September 4, 2013— Author and human rights activist John Prendergast will be the keynote speaker at the annual World Leaders Lecture Forum, sponsored by the University of Utah’s Tanner Humanities Center. Titled “A Changing Africa,” Prendergast’s lecture will be held Wednesday, Sept. 11, 11 a.m., in Libby Gardner Hall, 1375 E. Presidents Circle. The event is free and open to the public.
In his lecture, Prendergast will show how Hollywood portrays Africa in a hopeless state and then reveal the contrasting reality.
“John is one of the key voices addressing the state of human rights in Africa and around the world,” says Bob Goldberg, professor of history and director of the Tanner Humanities Center. “His tireless work has had an immense impact by spreading awareness and promoting concrete actions to tackle the major humanitarian issues of our time.”
Prendergast is a human rights activist and best-selling author who worked for peace in Africa for more than 25 years. He is the co-founder of the Enough Project, an initiative to end genocide and crimes against humanity. Prendergast is co-author of “Unlikely Brothers,” New York Times best-seller “Not on Our Watch” and “The Enough Moment: Fighting to End Africa’s Worst Human Rights Crimes.”
In addition to the World Leaders lecture, the Tanner Center and Salt Lake Film Society will present a free screening of “War Child,” a documentary co-starring Prendergast on Tuesday, Sept. 10, 7 p.m., at the Broadway Centre Cinemas, 111 E. 300 S. “War Child” is rated PG-13 and tells the story of hip hop artist Emmanuel Jal, a former child soldier in Sudan’s brutal civil war, who now works to bring peace to his country and build schools throughout Africa.
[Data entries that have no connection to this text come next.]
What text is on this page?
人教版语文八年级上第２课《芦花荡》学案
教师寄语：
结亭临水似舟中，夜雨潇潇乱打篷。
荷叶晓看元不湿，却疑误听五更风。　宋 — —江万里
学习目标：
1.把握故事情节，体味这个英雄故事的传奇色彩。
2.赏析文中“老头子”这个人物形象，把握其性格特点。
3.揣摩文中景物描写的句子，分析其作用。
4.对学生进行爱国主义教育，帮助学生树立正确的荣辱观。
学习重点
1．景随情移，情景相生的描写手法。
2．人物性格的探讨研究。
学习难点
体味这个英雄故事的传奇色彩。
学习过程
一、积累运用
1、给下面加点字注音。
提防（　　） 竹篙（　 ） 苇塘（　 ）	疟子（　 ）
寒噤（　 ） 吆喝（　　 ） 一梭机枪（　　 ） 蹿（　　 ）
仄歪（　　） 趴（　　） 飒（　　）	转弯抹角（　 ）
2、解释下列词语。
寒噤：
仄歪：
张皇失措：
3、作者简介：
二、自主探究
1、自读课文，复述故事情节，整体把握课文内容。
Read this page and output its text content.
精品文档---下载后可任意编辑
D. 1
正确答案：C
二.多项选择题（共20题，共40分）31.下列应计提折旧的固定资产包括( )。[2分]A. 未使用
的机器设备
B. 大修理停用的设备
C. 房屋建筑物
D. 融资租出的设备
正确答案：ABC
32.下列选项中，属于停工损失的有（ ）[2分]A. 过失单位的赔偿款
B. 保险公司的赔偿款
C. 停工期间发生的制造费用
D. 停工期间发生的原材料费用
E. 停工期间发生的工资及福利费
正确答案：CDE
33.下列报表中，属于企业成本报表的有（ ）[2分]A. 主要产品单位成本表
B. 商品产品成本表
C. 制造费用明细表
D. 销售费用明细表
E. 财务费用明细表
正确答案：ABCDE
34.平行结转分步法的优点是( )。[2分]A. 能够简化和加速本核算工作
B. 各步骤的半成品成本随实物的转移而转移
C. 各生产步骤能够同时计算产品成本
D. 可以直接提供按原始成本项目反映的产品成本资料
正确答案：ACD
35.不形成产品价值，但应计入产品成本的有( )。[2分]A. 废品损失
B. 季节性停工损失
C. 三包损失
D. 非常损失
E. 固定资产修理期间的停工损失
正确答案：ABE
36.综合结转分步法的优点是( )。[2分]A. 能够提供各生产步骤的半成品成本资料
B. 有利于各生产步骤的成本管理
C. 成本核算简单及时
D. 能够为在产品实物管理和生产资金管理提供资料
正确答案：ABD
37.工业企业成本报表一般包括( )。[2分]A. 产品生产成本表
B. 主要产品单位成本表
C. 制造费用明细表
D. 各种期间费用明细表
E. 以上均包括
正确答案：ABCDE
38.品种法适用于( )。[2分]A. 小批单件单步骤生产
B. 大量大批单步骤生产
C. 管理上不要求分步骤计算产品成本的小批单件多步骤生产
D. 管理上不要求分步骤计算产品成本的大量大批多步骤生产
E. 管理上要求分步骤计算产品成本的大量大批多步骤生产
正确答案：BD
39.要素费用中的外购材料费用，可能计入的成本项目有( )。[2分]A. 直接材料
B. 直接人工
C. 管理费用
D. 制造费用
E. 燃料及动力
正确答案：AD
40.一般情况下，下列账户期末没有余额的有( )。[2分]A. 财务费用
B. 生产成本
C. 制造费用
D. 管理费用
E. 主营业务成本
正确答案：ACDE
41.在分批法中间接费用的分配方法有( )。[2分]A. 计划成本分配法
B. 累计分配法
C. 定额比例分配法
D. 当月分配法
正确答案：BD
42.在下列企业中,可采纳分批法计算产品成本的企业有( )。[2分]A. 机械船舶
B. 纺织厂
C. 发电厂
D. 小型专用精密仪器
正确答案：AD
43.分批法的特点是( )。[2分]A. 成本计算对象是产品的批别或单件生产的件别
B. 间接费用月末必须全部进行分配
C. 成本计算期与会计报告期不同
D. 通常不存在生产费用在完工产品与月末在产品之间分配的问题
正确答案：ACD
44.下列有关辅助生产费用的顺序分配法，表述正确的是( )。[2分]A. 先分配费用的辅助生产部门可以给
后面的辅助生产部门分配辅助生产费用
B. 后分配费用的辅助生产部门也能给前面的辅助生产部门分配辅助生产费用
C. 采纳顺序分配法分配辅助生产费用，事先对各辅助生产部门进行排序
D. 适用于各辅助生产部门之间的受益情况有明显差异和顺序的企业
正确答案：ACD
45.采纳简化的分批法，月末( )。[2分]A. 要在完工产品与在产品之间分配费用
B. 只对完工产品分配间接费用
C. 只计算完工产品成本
About the Obert C. and Grace A. Tanner Humanities Center
The Obert C. and Grace A. Tanner Humanities Center was founded in 1988 by the faculty of the College of Humanities at the University of Utah. For 25 years, the Tanner Center has fostered innovative humanistic inquiry and scholarship. The center’s programs, which include public lectures and symposia, humanities education for teachers, screenings of British theater productions, community concerts and fellowships, create opportunities for lively dialogue among scholars, students and citizens on issues (from ancient to contemporary) pertaining to the human condition.